Home Ekonomi Pengusaha: Pasar Tekstil Dalam Negeri Terkikis Produk Impor

Pengusaha: Pasar Tekstil Dalam Negeri Terkikis Produk Impor

Jakarta, Gatra.com - Sekretaris Jenderal Asosiasi Serat dan Benang Filament Indonesia, Redma Gita Wiraswasta mengungkapkan pasar tekstil dalam negeri tergerus oleh produk impor. 
 
Redma menuding Peraturan Menteri Perdagangan No.64 Tahun 2017 sebagai penyebab membengkaknya importasi tekstil.  Kemudian, perang dagang antara Amerika Serikat (AS) dan Cina semakin memperparah kondisi tersebut.
 
"Kuartal I (pertumbuhan industri tekstil) naik 1-2 persen. kuartal II mulai turun, semester 1 sih masih imbang. Semester dua ini yang turun lagi," ungkapnya dalam acara Diskusi Industri Tekstil PAS FM, Rabu (11/9).
 
Redma memprediksi pertumbuhan akhir tahun ini akan minus 3-4 persen. "Kita tanya beberapa anggota suasana pasca lebaran susah naik. Kita kroscek juga ke bahan baku. Itu juga turun. Jadi artinya dari sisi produksi pasti minus," terangnya.
 
Sambungnya, penurunan produksi para anggotanya sekitar 100.000 ton per tahun. Ia menambahkan sebanyak empat perusahaan anggotanya menutup setidaknya satu lini produksinya. 
 
"Kita minta impor di stop sampai pemerintah bisa atasi itu," tegasnya.
 
Sekretaris Jenderal Asosiasi Pertekstilan Indonesia, Ernovian G Ismy mengungkapkan pangsa pasar tekstil produksi dalam negeri saat ini hanya 49 persen. Padahal, sebelumnya dapat mencapai 84 persen.
 
"Konsumsi (tekstil) masyarakat kita tumbuh 4-5%. Ternyata konsumsi tak pernah dinikmati industri dalam negeri.

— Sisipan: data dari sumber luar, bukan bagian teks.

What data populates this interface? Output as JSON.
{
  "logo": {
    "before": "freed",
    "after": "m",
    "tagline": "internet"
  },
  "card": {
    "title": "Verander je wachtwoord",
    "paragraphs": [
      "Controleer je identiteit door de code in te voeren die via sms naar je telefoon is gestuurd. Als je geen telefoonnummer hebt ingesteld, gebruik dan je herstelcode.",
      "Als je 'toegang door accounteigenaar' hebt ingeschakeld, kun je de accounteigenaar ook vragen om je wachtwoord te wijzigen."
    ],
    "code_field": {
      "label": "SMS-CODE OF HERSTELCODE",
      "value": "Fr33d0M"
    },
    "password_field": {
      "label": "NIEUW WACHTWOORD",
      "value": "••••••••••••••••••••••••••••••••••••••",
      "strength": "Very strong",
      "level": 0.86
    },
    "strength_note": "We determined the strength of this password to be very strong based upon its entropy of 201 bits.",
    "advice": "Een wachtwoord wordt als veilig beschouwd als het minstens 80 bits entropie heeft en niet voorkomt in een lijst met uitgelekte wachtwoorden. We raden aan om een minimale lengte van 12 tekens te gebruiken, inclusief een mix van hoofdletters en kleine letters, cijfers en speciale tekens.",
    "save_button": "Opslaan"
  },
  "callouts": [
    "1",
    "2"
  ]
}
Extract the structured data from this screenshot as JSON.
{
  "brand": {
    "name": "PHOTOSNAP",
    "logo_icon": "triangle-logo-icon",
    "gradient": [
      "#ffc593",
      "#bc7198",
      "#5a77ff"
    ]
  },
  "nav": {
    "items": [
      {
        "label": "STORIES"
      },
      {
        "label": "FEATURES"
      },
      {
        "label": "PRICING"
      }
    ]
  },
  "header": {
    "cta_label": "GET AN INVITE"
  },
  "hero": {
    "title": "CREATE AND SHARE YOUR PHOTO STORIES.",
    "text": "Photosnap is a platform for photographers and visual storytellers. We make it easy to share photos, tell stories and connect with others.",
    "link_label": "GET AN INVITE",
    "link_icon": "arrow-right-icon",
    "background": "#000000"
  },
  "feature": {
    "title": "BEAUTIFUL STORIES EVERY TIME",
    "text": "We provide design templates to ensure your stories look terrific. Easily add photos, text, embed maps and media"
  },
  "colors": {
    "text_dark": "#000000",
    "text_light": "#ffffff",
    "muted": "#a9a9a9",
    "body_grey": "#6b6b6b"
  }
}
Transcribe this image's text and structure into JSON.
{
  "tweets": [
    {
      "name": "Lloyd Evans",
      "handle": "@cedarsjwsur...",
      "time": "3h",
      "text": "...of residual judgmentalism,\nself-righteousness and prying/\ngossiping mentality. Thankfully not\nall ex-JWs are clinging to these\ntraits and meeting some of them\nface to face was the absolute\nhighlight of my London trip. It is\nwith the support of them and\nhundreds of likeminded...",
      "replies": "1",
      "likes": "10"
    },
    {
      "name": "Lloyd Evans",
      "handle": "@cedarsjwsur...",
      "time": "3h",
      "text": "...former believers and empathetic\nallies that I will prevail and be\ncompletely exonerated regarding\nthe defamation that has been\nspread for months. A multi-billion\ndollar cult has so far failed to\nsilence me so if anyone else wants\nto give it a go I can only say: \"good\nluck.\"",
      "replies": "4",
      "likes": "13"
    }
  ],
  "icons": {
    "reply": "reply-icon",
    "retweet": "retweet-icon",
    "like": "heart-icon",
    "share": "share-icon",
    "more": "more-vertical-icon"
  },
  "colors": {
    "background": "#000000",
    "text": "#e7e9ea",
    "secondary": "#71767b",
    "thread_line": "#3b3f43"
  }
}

Bahkan, impor memgambil alih pasar lokal," keluhnya.
 
Ernovian mencatat defisit perdagangan kain semakin lebar dari USD1,84 miliar pada tahun 2010  menjadi USD4,2 miliar pada tahun 2018.
 
Wakil Ketua Umum Kadin Indonesia Bidang Perdagangan, Benny Sutrisno menyarankan pemberian bea masuk tekstil meningkat besarannya mulai dari hulu ke hilir, bukan menurun dari hilir ke hulu seperti sekarang.
 
Benny mengungkapkan pelaku industri pernah mengusulkan bea masuk garmen 25%, kain 15%, benang 10%, dan serat 5% kepada pemerintah. Selain itu, Ia menyarankan adanya pemangkasan regulasi dan sinergi antara pemerintah pusat dan daerah.
 
"Regulasinya (Industri Tekstil dan Produk Turunannya) terlalu banyak. Nanti multi tafsir regulasi, ada conflicting (pertentangan) regulasi, dan regulasi yang redundant (berulang), sudah banyak regulasinya (pusat dan daerah)," jelasnya.